I've seen $d(xy) = y(dx) + x(dy)$, but I don't understand the principle behind it and memorizing it is lame. Can anyone explain what is going on here?
For example from physics, $$F = {{dP} \over {dt}}$$ $$F = {{d(mv)} \over {dt}}$$ $$F = {{v(dm) + m(dv)} \over {dt}}$$ Since $$dm = 0$$
$$F = {{m(dv)} \over {dt}}$$ Since $$a = {{dv} \over {dt}}$$ $$F = ma$$
On
Here you go: https://math.stackexchange.com/a/3393408/633100
I'll actually Paste the same answer here (I tried sharing link alone but apparently answers have to be longer than 30 characters)
$d(xy)=(x+dx)(y+dy)-xy \ $ [from Definition of a "differential"]
$\ \ \ \ \ \ \ \ \ =ydx + xdy + dxdy $
Here what people normally do is, "$dxdy$ is too small and negligible". But that is SO BAD.
Instead, go back to definition of the derivative.
$\lim_{ h -> 0 }\frac{f(x+h)+f(x)}{h}$
Divide the first equation we got by $dx$
$(xy)' = y + x(y') + dy $
$dy -> 0$ by definition of a derivative/a differential.
Another way of looking at this would be, Integrate both sides and all the terms will become bigger values except this $dxdy$ will alone have to be integrated twice to give it a good value.
for any quantity z, dz is defined as the infinitesimally small change in that quantity. ie approaches 0. These are generally used in combination with one or more 'differentials' and so we normally don't cancel of these to equal 0. for instance, $\frac{dv}{dt}$ is not 0/0. But with $dxdy$ if you integrate the whole equation, all the terms of the equation move from being differentials to regular terms but except this last one.

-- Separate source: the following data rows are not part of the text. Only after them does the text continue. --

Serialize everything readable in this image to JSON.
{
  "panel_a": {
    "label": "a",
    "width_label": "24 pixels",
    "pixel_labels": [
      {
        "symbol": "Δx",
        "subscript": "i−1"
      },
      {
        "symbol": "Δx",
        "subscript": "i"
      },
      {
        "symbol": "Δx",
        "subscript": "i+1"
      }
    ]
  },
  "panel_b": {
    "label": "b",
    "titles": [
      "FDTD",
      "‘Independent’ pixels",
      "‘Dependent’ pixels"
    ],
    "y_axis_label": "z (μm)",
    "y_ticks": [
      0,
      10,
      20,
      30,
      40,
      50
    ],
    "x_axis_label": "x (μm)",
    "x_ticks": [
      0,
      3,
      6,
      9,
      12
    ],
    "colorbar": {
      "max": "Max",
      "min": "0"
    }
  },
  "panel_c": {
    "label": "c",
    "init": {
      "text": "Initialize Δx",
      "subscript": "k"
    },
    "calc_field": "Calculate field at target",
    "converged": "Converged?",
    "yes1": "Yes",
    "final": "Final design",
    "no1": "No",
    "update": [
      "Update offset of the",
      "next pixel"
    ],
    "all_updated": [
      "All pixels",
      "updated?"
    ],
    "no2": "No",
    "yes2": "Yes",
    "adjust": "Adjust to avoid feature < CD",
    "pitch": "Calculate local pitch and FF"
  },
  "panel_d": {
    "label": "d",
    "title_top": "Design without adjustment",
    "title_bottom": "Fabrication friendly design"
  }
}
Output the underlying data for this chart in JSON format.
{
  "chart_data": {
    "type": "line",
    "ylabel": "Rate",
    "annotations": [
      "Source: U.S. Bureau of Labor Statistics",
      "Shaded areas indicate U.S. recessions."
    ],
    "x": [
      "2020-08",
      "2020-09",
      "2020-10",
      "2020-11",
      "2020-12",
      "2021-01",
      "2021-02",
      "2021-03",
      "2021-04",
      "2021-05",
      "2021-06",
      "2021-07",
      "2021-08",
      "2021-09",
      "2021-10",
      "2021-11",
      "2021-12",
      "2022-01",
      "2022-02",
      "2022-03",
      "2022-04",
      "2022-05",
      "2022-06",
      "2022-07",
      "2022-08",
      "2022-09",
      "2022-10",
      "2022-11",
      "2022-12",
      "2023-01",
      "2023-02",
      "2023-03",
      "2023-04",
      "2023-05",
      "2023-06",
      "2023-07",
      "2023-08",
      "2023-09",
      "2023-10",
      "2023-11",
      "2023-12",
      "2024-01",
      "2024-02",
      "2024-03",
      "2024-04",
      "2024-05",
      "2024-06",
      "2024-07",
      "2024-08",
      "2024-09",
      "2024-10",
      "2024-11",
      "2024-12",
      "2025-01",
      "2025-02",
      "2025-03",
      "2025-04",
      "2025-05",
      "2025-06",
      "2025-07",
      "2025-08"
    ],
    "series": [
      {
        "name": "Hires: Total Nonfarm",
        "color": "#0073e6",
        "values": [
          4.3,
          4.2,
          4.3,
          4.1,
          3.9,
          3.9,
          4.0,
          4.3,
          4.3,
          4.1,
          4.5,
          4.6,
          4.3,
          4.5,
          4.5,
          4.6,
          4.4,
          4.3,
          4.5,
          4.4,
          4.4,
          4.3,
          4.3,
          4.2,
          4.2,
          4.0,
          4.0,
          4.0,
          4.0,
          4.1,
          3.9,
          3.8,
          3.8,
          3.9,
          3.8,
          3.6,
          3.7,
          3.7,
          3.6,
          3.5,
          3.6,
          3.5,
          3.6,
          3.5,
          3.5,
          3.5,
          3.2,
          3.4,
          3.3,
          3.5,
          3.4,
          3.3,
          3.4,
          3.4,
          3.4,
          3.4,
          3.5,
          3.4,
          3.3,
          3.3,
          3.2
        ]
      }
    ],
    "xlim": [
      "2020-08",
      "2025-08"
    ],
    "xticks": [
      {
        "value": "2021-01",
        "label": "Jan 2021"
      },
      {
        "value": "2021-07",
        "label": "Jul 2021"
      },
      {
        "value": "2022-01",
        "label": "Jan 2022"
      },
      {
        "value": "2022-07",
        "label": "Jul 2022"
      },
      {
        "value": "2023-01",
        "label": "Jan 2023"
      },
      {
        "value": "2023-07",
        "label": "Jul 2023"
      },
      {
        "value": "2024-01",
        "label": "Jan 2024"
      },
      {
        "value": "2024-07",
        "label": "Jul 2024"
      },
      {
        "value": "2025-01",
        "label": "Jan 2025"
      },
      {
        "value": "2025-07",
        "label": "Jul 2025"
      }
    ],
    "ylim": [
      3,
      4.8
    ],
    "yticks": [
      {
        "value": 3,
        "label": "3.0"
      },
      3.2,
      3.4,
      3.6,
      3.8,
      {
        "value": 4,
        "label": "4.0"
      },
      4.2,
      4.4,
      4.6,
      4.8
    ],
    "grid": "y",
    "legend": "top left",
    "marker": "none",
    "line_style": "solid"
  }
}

There are no other differentials in the equation which makes it legal to cancel the last one to 0.
At least that's how I see it.
Hint
Suppose a rectangle of dimensions $x$ and $y$; its area is $A_0=xy$. Now change $x$ to $x+\Delta x$ and $y$ to $y+\Delta y$. The area of the new rectangle is given by $$ A_1=(x+\Delta x)(y+\Delta y)=xy+x \Delta y+y\Delta x+\Delta x \Delta y$$ So, the change of the area is $$\Delta A=A_1-A_0=x \Delta y+y\Delta x+\Delta x \Delta y$$ Now, let us make $\Delta x $ and $\Delta y$ very small; then $\Delta x \Delta y$ is negligible.
I am sure that you can take from here.
In order to illustrate, let us consider $x=10$ meters, $y=5$ meters and $\Delta x=\Delta y=1$ centimeter that is to say $0.01$ meters. So, using the last formula, $$\Delta A=10 \times 0.01+5 \times 0.01+0.01\times 0.01=0.1501$$ You see how small is the last term compared to the previous ones.